When it comes to footwear manufacturing, one is inclined to think about the impact it will have on the environment, as this has become important to many conscious consumers. ‘Going Green’ is not just a trend; it is a concerning factor that has a powerful consequence on our planet. Whether the labourers work in suitable and safe environments and are of legal working age are just two such concerns. Yet if we go a little greener, it is most certainly just as important to consider the effect it has on the economy, which has a direct impact on the product’s price – a consumer’s driving decision-maker.
Footwear manufacturers in South Africa pride themselves on having a strong vision for the future, as they aim to predominantly utilise local resources. These include natural materials and textiles, technological resources and human resources. With the current exchange rate profoundly affecting the price we pay for items, such as shoes, steering away from imported goods and supporting local designers and manufacturers is a step in the right direction.
Although local footwear manufacturing is on a small scale, there is a definite focus on home-grown talent. Fashion trends with ethnic fabrics, leather trims and embellished detail will always be prevalent within the South African market.
A handful of designers are steering the local footwear industry towards building the economy, with innovative ideas in design and footwear manufacturing. Save Our Soles Footwear pride themselves on providing a product range of fold-up pumps that are designed and created for corporate use, such as in airlines and hotels.

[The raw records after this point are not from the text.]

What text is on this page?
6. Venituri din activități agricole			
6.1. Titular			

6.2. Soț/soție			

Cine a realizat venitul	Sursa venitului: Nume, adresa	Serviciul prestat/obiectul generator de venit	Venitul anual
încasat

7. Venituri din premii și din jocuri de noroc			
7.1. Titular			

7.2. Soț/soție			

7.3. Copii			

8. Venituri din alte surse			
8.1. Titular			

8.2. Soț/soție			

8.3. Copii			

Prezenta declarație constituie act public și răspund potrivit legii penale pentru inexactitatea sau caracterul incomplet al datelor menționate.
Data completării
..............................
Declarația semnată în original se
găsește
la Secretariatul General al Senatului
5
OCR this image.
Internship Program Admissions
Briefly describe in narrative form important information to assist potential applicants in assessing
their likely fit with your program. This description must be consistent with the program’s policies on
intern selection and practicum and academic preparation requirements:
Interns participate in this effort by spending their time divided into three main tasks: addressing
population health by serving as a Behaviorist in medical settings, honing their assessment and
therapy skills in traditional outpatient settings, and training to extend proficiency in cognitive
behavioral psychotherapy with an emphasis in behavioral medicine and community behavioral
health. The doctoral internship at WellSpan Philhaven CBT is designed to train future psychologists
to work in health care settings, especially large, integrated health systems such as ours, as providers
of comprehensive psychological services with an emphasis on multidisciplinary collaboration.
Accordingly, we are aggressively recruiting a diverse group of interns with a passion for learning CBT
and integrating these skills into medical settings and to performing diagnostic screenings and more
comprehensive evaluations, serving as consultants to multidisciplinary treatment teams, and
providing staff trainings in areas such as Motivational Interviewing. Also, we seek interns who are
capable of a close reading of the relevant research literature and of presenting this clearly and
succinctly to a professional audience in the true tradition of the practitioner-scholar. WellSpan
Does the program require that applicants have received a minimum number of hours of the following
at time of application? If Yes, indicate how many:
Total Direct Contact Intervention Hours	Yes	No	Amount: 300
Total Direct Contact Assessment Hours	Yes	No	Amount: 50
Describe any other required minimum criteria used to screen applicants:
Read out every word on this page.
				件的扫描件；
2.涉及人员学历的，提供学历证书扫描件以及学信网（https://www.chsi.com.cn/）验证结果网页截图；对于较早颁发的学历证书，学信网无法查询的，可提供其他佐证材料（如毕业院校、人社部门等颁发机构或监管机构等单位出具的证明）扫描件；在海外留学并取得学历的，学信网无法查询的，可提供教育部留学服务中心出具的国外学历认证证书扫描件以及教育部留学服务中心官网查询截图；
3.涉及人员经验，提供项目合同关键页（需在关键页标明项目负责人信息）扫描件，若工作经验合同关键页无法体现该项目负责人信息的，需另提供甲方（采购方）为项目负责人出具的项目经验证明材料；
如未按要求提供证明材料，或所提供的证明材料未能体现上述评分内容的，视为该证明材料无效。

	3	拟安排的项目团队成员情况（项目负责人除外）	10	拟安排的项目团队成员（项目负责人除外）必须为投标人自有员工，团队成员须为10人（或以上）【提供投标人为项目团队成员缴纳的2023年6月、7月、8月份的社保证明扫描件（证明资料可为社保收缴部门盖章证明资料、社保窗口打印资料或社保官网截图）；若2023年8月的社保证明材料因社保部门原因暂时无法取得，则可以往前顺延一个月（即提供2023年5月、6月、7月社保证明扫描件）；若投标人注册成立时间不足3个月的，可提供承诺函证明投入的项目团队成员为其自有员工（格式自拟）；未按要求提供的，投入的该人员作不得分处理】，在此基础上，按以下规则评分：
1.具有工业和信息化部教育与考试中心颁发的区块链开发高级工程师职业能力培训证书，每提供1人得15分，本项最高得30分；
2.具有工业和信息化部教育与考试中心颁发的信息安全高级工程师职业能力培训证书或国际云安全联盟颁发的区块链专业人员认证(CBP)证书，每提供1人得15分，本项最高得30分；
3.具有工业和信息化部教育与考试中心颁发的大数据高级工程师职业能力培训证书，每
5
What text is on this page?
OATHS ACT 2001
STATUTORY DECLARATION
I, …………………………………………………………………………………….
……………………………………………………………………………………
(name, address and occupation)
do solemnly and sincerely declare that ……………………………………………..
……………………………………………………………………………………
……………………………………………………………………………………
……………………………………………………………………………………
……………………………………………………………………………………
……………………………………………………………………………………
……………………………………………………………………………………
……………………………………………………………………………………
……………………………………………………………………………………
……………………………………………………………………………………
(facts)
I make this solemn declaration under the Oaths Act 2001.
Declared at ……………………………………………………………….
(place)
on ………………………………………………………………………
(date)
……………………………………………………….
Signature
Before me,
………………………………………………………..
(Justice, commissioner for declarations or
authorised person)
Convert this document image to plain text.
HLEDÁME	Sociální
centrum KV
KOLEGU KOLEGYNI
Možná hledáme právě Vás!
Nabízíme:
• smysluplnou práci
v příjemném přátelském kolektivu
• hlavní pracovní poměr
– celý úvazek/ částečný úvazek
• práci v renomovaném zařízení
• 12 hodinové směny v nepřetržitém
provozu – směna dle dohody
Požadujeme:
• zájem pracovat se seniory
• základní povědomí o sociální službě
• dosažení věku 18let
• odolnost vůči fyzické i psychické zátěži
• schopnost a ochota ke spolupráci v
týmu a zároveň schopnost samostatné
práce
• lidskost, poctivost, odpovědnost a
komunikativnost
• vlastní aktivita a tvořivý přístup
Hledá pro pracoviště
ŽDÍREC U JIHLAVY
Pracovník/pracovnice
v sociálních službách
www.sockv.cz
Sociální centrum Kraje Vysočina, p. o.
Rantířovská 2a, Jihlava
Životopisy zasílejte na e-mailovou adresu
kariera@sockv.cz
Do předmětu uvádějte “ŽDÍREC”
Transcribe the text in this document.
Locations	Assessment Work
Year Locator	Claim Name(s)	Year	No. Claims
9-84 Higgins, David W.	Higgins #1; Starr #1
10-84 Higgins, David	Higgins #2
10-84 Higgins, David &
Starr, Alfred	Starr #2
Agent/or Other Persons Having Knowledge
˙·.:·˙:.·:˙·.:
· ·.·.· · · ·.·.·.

Not only will products such as these give a boost to the South African economy, but the consideration is just as focused on the environment with 100% cotton lining, and manufactured using locally sourced products and manpower.
From a buyers’ perspective, the fashion industry is a very sensitive market as the majority of local spend is on international brands. This is due to the belief that imported footwear is of better quality than that manufactured locally. Slowly but surely there is a change in consumer behaviour toward local brands, despite such change being sluggish. Encouraging consumers to spend our local currency on local talent will have a positive influence on environmental and economical friendliness and growth in South Africa.